Erik Reppel, head of engineering at Coinbase, offered insight into how artificial intelligence could reshape the internet’s economy, saying AI agents could force a shift away from the web’s advertising-driven business model.
Speaking on stage at Consensus Miami 2026, Reppel, founder of payment protocol x402 and head of engineering at Coinbase Developer Platform, said the internet was originally built around humans interacting with websites, not software interacting with software.
“The Internet was designed for humans to use,” Reppel said. “We now live in a world where humans and computers work and computers make computers work. »
Today’s web economy relies heavily on advertising revenue generated when humans visit websites and view ads, according to Reppel.
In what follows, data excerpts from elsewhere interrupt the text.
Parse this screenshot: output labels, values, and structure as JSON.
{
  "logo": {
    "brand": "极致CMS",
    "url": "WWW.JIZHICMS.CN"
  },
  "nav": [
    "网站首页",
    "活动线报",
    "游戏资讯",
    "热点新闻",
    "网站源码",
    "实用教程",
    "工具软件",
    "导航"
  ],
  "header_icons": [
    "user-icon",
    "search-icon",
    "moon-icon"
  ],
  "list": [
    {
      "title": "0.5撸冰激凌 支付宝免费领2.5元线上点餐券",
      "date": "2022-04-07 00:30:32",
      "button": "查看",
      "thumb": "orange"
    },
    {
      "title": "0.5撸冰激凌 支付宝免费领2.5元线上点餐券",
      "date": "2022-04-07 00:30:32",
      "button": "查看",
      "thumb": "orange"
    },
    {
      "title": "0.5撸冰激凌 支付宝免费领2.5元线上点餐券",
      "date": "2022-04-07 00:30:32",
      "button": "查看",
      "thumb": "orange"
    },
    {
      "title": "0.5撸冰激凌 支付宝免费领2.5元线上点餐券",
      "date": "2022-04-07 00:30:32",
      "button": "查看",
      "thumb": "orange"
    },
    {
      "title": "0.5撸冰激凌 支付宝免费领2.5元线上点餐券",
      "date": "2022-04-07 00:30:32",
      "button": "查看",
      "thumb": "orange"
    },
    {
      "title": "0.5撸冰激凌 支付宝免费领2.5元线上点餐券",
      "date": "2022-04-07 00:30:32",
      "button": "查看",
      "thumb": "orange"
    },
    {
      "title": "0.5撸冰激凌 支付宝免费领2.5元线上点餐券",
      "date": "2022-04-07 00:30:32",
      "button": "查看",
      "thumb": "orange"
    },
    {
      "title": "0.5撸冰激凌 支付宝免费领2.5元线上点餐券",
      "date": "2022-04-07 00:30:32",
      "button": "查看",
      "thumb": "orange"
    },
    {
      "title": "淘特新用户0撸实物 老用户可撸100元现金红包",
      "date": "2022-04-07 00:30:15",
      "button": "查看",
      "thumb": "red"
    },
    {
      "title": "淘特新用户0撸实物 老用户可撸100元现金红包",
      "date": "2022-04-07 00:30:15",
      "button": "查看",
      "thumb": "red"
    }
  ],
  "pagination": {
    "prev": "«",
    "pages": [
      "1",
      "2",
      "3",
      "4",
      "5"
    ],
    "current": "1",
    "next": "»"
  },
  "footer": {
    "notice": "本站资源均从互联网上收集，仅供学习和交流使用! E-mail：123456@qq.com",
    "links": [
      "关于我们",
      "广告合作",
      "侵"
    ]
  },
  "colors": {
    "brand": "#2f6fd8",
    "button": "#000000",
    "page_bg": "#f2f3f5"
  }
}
But AI agents, he says, bypass that system entirely.
“Agents don’t see these ads. They just completely ignore them,” he said.
This dynamic could push the internet toward new monetization models built around native digital payments, particularly micropayments powered by stablecoins.
“If a human visits a website, show them an ad. If an agent visits a website, charge them five cents,” Reppel said.
He designed x402, an open payment protocol built around the long-unused HTTP 402 “Payment Required” status code, as an infrastructure for this future. The protocol is designed to enable AI agents to make automatic payments for APIs, content and digital services using cryptographic rails.
Reppel said the rise of autonomous AI systems, or what he calls the “agentic economy,” could create a massive new market for internet-native payments. He cited estimates that the sector could reach between $3 trillion and $5 trillion within four years.
The comments reflect a broader effort within the crypto industry to position blockchain-based stablecoins and payments as fundamental infrastructure for AI-driven commerce.
“Agents are truly the navigator of the future,” he said.